數年前的《天與地》算是大台神級之作。一句「This City Is Dying, You Know?」是香港的警世預言;現在震懾此曾令人驕傲的都市實在太多:香港外國記者會FCC因邀請香港民族黨的陳浩天被清算、人大釋法、修改議事規則、一國兩制「空頭支票」陸續呈現。香港特色選舉全方位植入,或許到2047也沒有真普選的出現。

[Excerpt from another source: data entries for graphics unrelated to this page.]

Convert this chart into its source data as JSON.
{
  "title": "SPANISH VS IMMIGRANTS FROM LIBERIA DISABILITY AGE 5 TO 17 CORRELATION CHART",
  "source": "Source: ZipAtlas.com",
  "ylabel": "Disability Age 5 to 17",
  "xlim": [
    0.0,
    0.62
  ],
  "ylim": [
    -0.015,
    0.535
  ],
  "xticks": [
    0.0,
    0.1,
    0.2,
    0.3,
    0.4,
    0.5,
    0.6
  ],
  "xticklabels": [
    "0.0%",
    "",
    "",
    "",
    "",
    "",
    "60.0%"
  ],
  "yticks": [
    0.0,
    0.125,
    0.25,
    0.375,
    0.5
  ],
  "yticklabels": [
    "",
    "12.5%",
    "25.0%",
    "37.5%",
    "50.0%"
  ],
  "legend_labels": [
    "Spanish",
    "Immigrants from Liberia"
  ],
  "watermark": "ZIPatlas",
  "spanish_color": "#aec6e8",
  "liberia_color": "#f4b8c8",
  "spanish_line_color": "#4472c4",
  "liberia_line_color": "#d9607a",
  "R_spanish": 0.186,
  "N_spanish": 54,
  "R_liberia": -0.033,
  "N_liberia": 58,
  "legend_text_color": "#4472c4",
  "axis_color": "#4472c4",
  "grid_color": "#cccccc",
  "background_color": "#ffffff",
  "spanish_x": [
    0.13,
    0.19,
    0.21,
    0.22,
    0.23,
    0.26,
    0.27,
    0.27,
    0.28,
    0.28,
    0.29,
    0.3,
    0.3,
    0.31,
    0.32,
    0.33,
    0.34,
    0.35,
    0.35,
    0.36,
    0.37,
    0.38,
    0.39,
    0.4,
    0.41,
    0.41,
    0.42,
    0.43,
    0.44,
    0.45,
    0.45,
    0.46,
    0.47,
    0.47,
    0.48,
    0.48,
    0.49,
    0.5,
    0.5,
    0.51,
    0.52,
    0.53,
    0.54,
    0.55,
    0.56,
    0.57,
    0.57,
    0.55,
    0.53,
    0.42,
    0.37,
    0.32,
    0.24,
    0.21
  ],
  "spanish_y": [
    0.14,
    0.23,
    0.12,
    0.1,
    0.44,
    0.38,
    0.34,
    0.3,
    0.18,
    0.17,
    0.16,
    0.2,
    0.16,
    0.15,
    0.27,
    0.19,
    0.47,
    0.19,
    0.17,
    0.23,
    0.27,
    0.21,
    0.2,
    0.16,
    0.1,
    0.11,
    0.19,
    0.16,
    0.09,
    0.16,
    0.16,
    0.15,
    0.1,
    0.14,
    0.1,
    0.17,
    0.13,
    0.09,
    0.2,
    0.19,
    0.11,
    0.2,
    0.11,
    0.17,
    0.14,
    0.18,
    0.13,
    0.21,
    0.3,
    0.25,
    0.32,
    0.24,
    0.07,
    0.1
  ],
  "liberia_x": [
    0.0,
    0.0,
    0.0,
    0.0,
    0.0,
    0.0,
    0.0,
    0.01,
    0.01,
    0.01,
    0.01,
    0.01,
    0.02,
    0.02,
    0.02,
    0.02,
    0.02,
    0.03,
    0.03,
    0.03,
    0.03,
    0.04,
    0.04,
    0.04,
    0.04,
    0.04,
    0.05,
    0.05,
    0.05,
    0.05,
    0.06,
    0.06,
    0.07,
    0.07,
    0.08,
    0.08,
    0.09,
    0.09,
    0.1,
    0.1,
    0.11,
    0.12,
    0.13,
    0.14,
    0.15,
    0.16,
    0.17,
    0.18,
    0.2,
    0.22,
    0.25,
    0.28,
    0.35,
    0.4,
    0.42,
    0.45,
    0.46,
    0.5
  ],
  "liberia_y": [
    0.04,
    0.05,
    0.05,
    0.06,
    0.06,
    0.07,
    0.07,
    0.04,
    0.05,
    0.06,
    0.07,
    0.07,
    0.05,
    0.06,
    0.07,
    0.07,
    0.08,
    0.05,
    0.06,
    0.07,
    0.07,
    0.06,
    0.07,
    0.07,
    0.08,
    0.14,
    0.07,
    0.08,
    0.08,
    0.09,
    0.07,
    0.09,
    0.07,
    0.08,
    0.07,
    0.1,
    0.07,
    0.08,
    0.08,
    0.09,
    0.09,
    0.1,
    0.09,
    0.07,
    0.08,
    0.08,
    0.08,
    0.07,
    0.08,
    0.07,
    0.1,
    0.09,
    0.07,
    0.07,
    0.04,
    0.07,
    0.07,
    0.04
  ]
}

泛民議員要面對議會暴力,民間在立法會「煲底」聲援人數不多,或者抗爭疲勞症Protest Fatigue更是我們需要面對的事情。120萬曾經出現在雨傘運動的香港人已不想在政治層面上那麼「貼市」。遊行太多,實際意義不大也是一大問題。

2008年的9月,百年國際投資老店雷曼兄弟執笠,我需要反思金融以外的世界。

你有多少個亮麗的對沖基金業績也好,誰想到投資大行會倒閉,令基金經理的資產被凍結一段漫長的日子? 那些年,筆者除了關注人權及新聞自由,基本上是只顧獲利的操作者,誰不算政治冷感,也沒有去「衝」的意欲,香港未算最差。美國股市不斷創新高,香港樓價高企,中共港共政權「發癲」,港人硬食「一地兩檢」。

讓我在此談「在水中央」的飄浮治療。我在以色列死海飄浮的感覺是得到真解脫,是因為當時資產被雷曼兄弟的「對家風險」影響全球,浸入死海又能夠飄浮,比喻著人生不會像被無情的大浪捲走;人生如戲,戲如人生,有時波濤洶湧,有時風平浪靜。

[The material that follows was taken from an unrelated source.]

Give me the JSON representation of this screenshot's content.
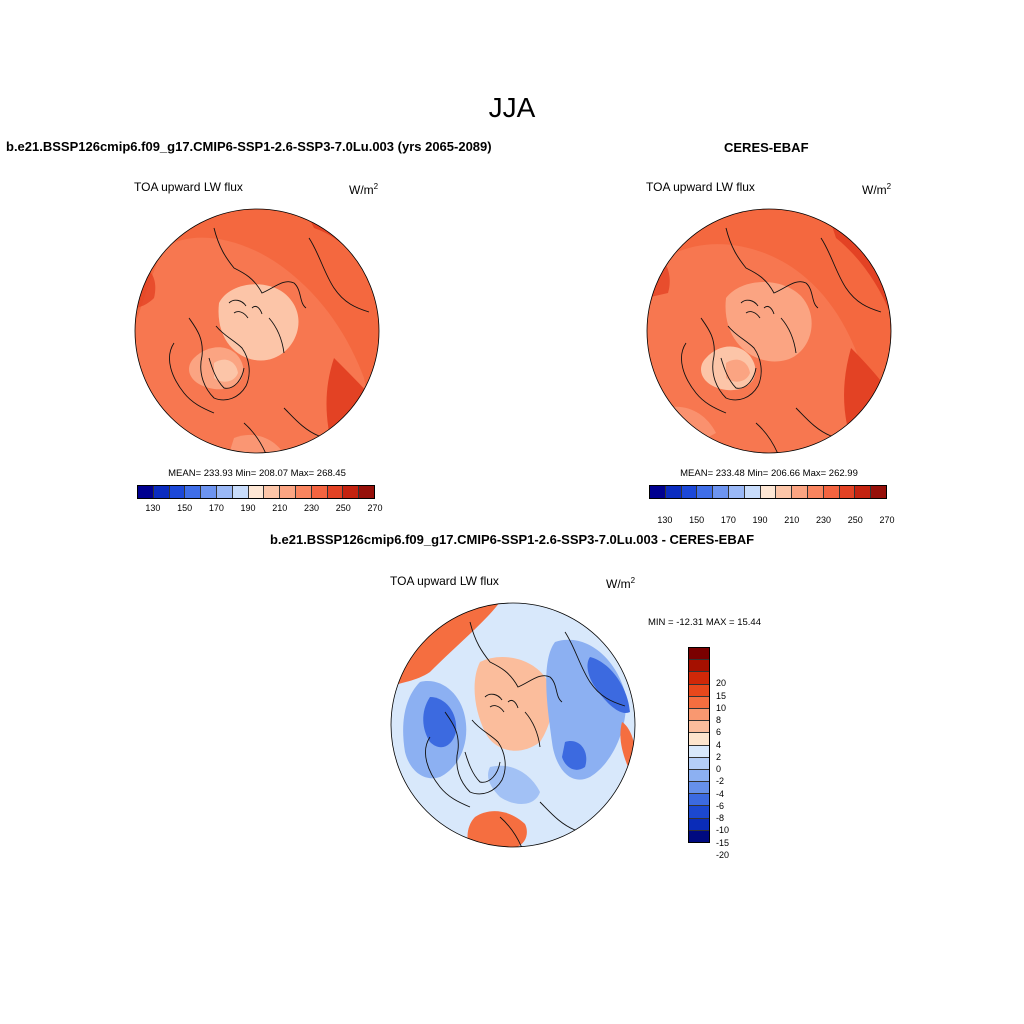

飄浮療法(Floatation Therapy),把飄浮推到另一個更高層次。通常在室內,在特製大殼內放進500kg的瀉鹽,溫度與人體皮膚溫度一樣,介乎攝氏34.5度左右。結合這些因素造成浮力。人「在水中央」就會飄浮起來,感覺不到重力、光線、聲音和觸摸,再思考生活中遇到的問題,從中找到自己的節奏。

香港政治低氣壓令他快氣絕窒息。我建議他去做「飄浮治療」。壓力為他的健康帶來負面影響。飄浮並非為了在大殼鹽水飄浮下「避世」,用途或許能滿足不同的生理和心理需要,達致「心靈排毒」。